Grover Musical Products, Inc., is an Ohio based American company that designs, imports, and distributes stringed instrument tuners (machine heads) for guitars, bass guitars, banjos, mandolins, dulcimers, ukuleles, and other instruments. Grover also imports and distributes tuning pegs for violins and bridges for five-string and tenor banjos. The company has four divisions—former companies that they acquired: Trophy Music Co., Duplex Percussion Accessories, Grossman Music Corporation, and The Clevelander Drum Company. Grover adopted its name in 1952 when it acquired Grover Accessories Co. (formerly A. D. Grover & Son), following the death of Walter Grover.

== Acquisitions ==
- In September 1965, Grover acquired Oliver T. Knode Co. of Richmond, Indiana — manufacturer of banjo and guitar accessories.

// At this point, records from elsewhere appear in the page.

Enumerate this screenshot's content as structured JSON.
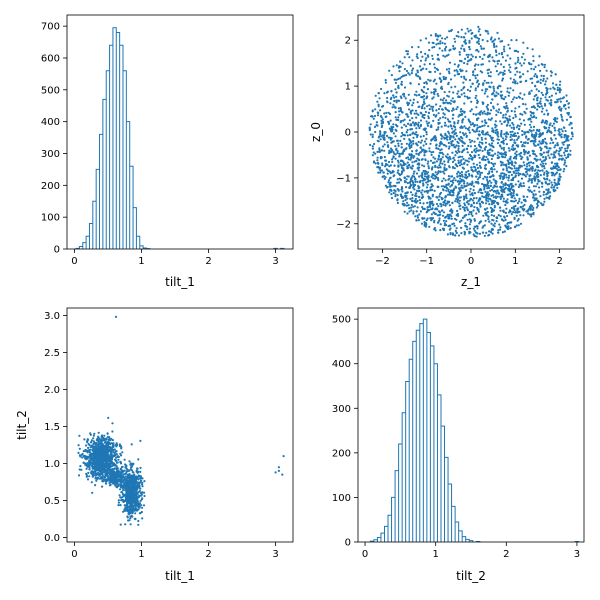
{
  "chart_data": [
    {
      "type": "histogram",
      "xlabel": "tilt_1",
      "ylabel": "",
      "xlim": [
        -0.11,
        3.26
      ],
      "ylim": [
        0,
        735
      ],
      "xticks": [
        "0",
        "1",
        "2",
        "3"
      ],
      "yticks": [
        "0",
        "100",
        "200",
        "300",
        "400",
        "500",
        "600",
        "700"
      ],
      "series": [
        {
          "x": [
            0.05,
            0.1,
            0.15,
            0.2,
            0.25,
            0.3,
            0.35,
            0.4,
            0.45,
            0.5,
            0.55,
            0.6,
            0.65,
            0.7,
            0.75,
            0.8,
            0.85,
            0.9,
            0.95,
            1.0,
            1.05,
            1.1,
            3.0,
            3.1
          ],
          "values": [
            2,
            8,
            20,
            40,
            80,
            150,
            250,
            360,
            470,
            560,
            640,
            695,
            680,
            640,
            560,
            400,
            260,
            130,
            40,
            10,
            3,
            1,
            2,
            2
          ]
        }
      ]
    },
    {
      "type": "scatter",
      "xlabel": "z_1",
      "ylabel": "z_0",
      "xlim": [
        -2.55,
        2.55
      ],
      "ylim": [
        -2.55,
        2.55
      ],
      "xticks": [
        "−2",
        "−1",
        "0",
        "1",
        "2"
      ],
      "yticks": [
        "−2",
        "−1",
        "0",
        "1",
        "2"
      ],
      "description_values": {
        "disc_center": [
          0,
          0
        ],
        "disc_radius": 2.3,
        "dense_center_y": -1.0
      }
    },
    {
      "type": "scatter",
      "xlabel": "tilt_1",
      "ylabel": "tilt_2",
      "xlim": [
        -0.11,
        3.26
      ],
      "ylim": [
        -0.06,
        3.1
      ],
      "xticks": [
        "0",
        "1",
        "2",
        "3"
      ],
      "yticks": [
        "0.0",
        "0.5",
        "1.0",
        "1.5",
        "2.0",
        "2.5",
        "3.0"
      ],
      "clusters": [
        {
          "center": [
            0.4,
            1.08
          ],
          "spread": [
            0.12,
            0.14
          ],
          "count": 900
        },
        {
          "center": [
            0.85,
            0.62
          ],
          "spread": [
            0.07,
            0.16
          ],
          "count": 700
        },
        {
          "center": [
            0.6,
            0.82
          ],
          "spread": [
            0.08,
            0.06
          ],
          "count": 200
        }
      ],
      "outliers": [
        [
          0.62,
          2.98
        ],
        [
          3.0,
          0.88
        ],
        [
          3.05,
          0.95
        ],
        [
          3.1,
          0.85
        ],
        [
          3.12,
          1.1
        ],
        [
          3.05,
          0.9
        ]
      ]
    },
    {
      "type": "histogram",
      "xlabel": "tilt_2",
      "ylabel": "",
      "xlim": [
        -0.1,
        3.1
      ],
      "ylim": [
        0,
        525
      ],
      "xticks": [
        "0",
        "1",
        "2",
        "3"
      ],
      "yticks": [
        "0",
        "100",
        "200",
        "300",
        "400",
        "500"
      ],
      "series": [
        {
          "x": [
            0.1,
            0.15,
            0.2,
            0.25,
            0.3,
            0.35,
            0.4,
            0.45,
            0.5,
            0.55,
            0.6,
            0.65,
            0.7,
            0.75,
            0.8,
            0.85,
            0.9,
            0.95,
            1.0,
            1.05,
            1.1,
            1.15,
            1.2,
            1.25,
            1.3,
            1.35,
            1.4,
            1.45,
            1.5,
            1.6,
            3.0
          ],
          "values": [
            2,
            5,
            10,
            20,
            35,
            60,
            100,
            160,
            220,
            290,
            360,
            410,
            450,
            475,
            490,
            500,
            470,
            440,
            400,
            330,
            260,
            190,
            130,
            80,
            45,
            25,
            12,
            6,
            3,
            1,
            1
          ]
        }
      ]
    }
  ]
}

- In December 1965, Grover acquired the Nick Lucas guitar pick line from Mills Music.

== Executives ==
Richard I. Berger (born 1952) is the president. Before becoming president, he had overseen the Trophy Grover Company and Grossman Musical Products, which in 1983, was one of the largest distributors of musical instruments in the U.S. Grossman Musical Products was founded in 1922 by his great uncle, Henry Saul Grossman (1898–1995) who, from 1953 to 1966, owned Rogers Drums. Dann William Skutt (born 1954) is the vice president.